Muchos expertos en educación se han preguntado las causas de su notable éxito. Es así como la Escuela de Pedagogía de la Universidad Panamericana decidió hacer a finales del mes de agosto de este año un viaje a Helsinki, capital finlandesa, con el objetivo de sumergirse en el mundo de su educación, para poder estudiar su sistema a fondo, contrastarlo con el nuestro y llegar a formular propuestas que se adapten a nuestra propia realidad y logren mejorarla. El grupo estaba conformado por diecisiete alumnas de la licenciatura en Pedagogía, dos profesoras y la directora de la Escuela de Pedagogía.
En el transcurso de una semana; visitamos distintas áreas de desempeño profesional del pedagogo: dos escuelas, la Universidad de Helsinki y la compañía NOKIA, donde estuvimos frente a frente con la realidad educativa finlandesa. Pudimos observar cómo se llevaba a la práctica lo que tan sólo conocíamos teóricamente tras haber estudiado e investigado el sistema educativo finlandés en un seminario de preparación y a través de publicaciones relevantes.
Primero visitamos la escuela primaria y secundaria bilingüe Käpylä; que fue nuestra puerta de entrada a la educación finlandesa. En ella pudimos observar cómo se lleva a cabo la relación docente-discente que era de total respeto, atención y cordialidad.
En segundo lugar, visitamos la escuela secundaria y preparatoria Normal Lyceum, en donde fuimos testigos del nivel de análisis y síntesis que poseían los estudiantes. Un punto que nos llamó mucho la atención es que en Finlandia no se realizan evaluaciones a profesores, pues nos mencionan que se confía en ellos. Este hecho, además de dejarnos sin palabras, nos demostró el alto nivel de preparación que necesita un docente para impartir clases.

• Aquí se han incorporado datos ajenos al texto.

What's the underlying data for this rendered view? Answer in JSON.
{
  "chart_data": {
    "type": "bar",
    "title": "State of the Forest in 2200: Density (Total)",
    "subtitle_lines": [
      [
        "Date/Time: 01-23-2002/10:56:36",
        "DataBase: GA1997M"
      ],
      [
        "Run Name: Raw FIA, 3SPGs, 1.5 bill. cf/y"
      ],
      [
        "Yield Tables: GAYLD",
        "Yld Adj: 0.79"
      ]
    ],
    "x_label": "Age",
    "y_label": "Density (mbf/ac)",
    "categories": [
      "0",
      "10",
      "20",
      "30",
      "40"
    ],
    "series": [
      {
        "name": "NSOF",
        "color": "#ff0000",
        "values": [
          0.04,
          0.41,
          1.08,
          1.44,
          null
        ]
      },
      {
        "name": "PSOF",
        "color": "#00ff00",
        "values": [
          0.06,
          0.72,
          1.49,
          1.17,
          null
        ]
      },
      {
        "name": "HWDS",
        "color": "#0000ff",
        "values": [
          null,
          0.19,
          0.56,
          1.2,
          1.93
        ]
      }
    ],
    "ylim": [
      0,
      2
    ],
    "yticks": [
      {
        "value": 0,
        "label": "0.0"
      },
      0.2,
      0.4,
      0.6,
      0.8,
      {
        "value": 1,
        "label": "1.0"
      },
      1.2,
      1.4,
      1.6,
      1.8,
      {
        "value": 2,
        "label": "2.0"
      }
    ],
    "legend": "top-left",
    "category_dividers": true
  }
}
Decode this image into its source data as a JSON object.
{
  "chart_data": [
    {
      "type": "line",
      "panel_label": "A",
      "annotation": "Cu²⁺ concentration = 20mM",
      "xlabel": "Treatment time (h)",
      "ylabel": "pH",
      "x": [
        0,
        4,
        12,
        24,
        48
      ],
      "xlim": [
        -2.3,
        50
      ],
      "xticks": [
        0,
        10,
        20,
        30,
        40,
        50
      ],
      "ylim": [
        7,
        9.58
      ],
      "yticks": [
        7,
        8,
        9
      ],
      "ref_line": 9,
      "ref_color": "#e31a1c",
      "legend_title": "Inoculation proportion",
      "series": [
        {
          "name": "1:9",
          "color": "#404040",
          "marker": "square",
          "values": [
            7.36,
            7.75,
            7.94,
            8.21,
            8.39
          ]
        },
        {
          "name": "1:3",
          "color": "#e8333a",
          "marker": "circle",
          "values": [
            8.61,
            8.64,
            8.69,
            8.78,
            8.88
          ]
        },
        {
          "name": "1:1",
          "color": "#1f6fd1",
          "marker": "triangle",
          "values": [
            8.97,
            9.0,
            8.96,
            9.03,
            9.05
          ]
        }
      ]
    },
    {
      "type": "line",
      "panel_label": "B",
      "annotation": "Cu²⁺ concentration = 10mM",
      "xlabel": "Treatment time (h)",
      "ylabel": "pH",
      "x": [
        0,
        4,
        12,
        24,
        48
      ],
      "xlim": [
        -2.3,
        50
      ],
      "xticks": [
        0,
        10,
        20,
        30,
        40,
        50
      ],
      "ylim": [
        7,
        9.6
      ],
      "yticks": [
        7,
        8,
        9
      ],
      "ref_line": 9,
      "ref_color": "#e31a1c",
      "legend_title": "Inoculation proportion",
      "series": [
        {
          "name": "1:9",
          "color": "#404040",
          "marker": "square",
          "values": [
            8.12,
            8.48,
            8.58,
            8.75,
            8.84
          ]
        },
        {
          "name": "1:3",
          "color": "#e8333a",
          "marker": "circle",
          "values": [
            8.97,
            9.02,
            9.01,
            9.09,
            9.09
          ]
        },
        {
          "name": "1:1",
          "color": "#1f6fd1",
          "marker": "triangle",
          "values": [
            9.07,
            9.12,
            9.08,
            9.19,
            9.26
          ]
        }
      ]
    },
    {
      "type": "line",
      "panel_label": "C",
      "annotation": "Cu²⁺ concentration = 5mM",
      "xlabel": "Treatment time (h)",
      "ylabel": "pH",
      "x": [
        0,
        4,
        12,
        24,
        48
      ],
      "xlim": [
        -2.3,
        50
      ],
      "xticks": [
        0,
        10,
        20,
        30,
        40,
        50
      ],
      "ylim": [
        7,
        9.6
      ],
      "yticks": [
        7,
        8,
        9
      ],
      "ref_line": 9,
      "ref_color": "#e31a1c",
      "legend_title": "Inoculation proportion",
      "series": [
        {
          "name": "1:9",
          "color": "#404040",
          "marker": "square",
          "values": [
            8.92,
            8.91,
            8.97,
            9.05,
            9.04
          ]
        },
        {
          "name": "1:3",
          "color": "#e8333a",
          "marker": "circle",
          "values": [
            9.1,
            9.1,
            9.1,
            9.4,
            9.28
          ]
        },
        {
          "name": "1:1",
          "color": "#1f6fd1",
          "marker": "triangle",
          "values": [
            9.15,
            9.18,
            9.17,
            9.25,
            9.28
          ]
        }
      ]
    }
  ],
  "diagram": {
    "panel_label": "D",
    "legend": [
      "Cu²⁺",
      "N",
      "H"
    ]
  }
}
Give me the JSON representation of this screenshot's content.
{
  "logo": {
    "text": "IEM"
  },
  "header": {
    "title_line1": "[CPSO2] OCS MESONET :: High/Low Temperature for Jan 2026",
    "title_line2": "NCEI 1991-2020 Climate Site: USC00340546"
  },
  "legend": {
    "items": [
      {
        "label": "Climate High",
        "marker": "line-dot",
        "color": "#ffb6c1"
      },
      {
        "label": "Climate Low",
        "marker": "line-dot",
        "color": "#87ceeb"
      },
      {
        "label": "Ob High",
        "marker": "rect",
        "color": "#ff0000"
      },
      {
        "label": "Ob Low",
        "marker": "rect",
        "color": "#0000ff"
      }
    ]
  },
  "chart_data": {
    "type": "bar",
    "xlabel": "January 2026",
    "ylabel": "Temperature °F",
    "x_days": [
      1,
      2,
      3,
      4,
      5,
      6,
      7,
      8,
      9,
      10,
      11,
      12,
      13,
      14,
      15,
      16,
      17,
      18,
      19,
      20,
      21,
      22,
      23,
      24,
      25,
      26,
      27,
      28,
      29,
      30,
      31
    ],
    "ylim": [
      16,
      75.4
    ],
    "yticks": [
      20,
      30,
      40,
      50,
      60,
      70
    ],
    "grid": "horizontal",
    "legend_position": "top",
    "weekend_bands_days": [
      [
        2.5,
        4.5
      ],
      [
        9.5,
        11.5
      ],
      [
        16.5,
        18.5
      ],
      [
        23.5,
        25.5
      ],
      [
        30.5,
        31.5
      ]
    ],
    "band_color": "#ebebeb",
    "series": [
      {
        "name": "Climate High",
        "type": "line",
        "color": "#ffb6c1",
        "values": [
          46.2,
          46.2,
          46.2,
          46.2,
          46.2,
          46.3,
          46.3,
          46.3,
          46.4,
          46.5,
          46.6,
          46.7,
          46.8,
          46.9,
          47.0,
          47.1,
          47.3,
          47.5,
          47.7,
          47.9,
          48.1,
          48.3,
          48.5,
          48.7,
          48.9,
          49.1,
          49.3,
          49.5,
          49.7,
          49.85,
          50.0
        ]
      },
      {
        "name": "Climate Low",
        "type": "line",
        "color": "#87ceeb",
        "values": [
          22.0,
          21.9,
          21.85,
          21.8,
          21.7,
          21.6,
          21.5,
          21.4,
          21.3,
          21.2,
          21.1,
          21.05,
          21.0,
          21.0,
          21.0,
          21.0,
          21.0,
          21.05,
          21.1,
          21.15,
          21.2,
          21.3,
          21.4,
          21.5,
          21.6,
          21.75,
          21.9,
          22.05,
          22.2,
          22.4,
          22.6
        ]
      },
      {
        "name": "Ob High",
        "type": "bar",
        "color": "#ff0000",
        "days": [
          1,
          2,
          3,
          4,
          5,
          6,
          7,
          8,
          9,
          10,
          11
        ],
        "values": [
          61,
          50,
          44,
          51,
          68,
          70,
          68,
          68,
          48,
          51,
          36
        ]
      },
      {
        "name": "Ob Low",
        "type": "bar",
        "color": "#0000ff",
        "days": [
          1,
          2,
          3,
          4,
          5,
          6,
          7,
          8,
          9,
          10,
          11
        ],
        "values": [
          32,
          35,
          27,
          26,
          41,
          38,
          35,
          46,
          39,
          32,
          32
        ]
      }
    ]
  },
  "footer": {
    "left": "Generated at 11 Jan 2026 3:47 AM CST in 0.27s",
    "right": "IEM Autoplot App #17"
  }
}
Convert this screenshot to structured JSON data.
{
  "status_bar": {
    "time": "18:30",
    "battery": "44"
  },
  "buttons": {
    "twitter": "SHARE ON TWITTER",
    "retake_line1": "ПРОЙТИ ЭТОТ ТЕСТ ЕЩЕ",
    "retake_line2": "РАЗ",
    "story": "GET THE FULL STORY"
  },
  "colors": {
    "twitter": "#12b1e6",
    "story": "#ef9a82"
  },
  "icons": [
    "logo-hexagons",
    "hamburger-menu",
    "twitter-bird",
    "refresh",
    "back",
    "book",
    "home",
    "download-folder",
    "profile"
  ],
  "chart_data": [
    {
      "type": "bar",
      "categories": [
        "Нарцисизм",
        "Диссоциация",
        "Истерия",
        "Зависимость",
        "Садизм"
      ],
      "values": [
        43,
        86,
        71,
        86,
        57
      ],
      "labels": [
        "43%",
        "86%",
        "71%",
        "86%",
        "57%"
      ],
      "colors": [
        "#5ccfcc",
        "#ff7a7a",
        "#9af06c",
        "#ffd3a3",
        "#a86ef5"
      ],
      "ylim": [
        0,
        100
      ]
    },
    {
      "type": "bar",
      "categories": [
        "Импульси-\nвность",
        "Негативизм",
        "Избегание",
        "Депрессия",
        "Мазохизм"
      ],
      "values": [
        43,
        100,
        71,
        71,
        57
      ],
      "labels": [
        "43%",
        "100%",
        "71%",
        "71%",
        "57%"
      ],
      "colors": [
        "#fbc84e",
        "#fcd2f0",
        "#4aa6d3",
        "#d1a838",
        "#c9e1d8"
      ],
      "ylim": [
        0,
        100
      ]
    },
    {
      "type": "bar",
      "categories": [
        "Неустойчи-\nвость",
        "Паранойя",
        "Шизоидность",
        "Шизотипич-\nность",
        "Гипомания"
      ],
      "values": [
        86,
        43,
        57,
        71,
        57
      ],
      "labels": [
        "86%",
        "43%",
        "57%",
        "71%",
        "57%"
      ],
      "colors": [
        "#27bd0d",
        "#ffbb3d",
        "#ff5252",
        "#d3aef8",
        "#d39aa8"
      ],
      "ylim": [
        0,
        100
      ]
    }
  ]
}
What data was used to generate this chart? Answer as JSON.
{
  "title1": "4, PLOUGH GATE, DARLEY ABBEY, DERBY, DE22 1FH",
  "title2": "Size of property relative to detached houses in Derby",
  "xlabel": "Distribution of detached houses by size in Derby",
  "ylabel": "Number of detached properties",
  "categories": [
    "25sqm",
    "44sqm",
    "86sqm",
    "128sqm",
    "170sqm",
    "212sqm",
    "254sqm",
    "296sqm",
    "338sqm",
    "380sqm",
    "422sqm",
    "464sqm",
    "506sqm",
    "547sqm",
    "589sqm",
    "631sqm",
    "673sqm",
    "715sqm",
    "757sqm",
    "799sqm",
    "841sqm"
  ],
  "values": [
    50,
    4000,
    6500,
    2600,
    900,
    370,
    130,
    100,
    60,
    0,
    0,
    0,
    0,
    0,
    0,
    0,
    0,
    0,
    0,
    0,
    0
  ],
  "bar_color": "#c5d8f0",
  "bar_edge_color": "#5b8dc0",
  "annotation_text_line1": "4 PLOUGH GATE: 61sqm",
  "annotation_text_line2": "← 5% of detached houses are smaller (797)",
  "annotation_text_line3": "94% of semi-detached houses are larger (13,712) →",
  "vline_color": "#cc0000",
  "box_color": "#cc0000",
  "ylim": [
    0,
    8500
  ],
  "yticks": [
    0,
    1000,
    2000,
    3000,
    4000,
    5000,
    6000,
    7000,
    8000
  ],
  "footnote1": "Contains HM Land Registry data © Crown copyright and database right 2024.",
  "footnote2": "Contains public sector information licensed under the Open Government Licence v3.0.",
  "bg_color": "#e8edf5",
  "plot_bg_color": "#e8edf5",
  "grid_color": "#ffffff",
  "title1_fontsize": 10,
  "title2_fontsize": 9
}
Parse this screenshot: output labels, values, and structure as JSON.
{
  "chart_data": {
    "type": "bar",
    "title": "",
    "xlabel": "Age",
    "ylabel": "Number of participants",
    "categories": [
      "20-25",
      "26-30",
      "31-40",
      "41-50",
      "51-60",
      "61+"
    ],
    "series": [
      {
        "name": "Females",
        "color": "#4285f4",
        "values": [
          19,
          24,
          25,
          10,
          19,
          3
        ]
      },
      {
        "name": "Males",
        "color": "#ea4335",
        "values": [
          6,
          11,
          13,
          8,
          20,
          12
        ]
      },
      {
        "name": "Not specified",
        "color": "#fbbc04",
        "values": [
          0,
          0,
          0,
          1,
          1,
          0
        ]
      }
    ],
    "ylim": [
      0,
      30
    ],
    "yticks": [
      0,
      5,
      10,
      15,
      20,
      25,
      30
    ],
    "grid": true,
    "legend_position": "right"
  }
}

Posteriormente, visitamos el Departamento Ciencias Aplicadas en Educación de la Universidad de Helsinki en donde se nos enseñó lo que necesita un finlandés para convertirse en docente, que además de ser sumamente difícil (ya que es más sencillo entrar a la carrera de medicina o derecho que a la de educación), requiere de mucha preparación. Todos los egresados salen con maestría, excepto los que quieran impartir clases en nivel preescolar.
Por último, visitamos las oficinas centrales de NOKIA; específicamente, el área de Recursos Humanos. Ahí nos explico la directora de esta sección que el 50% de los egresados de la carrera de educación trabajan en el área de recursos humanos y el otro 50% se dedica a la docencia. Nos explicó cómo se vive la misión y la visión NOKIA a través de los cuatro valores principales de la empresa – compromiso, innovación, trabajo en equipo y humanismo – y cómo se busca que todos los empleados alcancen la estabilidad y equilibrio entre su vida privada y su vida laboral.
El viaje fue, sin duda alguna, enriquecedor. Observamos ciertos puntos del sistema educativo finlandés que lo hacen único y que son la clave de su éxito. Para empezar, hemos de recalcar que la persona humana es el centro de todo su actuar. Es así como nos encontramos que el aprendizaje del alumno es lo más importante. La escuela, los recursos y materiales, la formación del docente, los programas …, en fin, todo está diseñado para que el alumno se sienta a gusto y dispuesto, y que existan las condiciones necesarias para que el proceso de enseñanza-aprendizaje se lleve a cabo de una manera óptima.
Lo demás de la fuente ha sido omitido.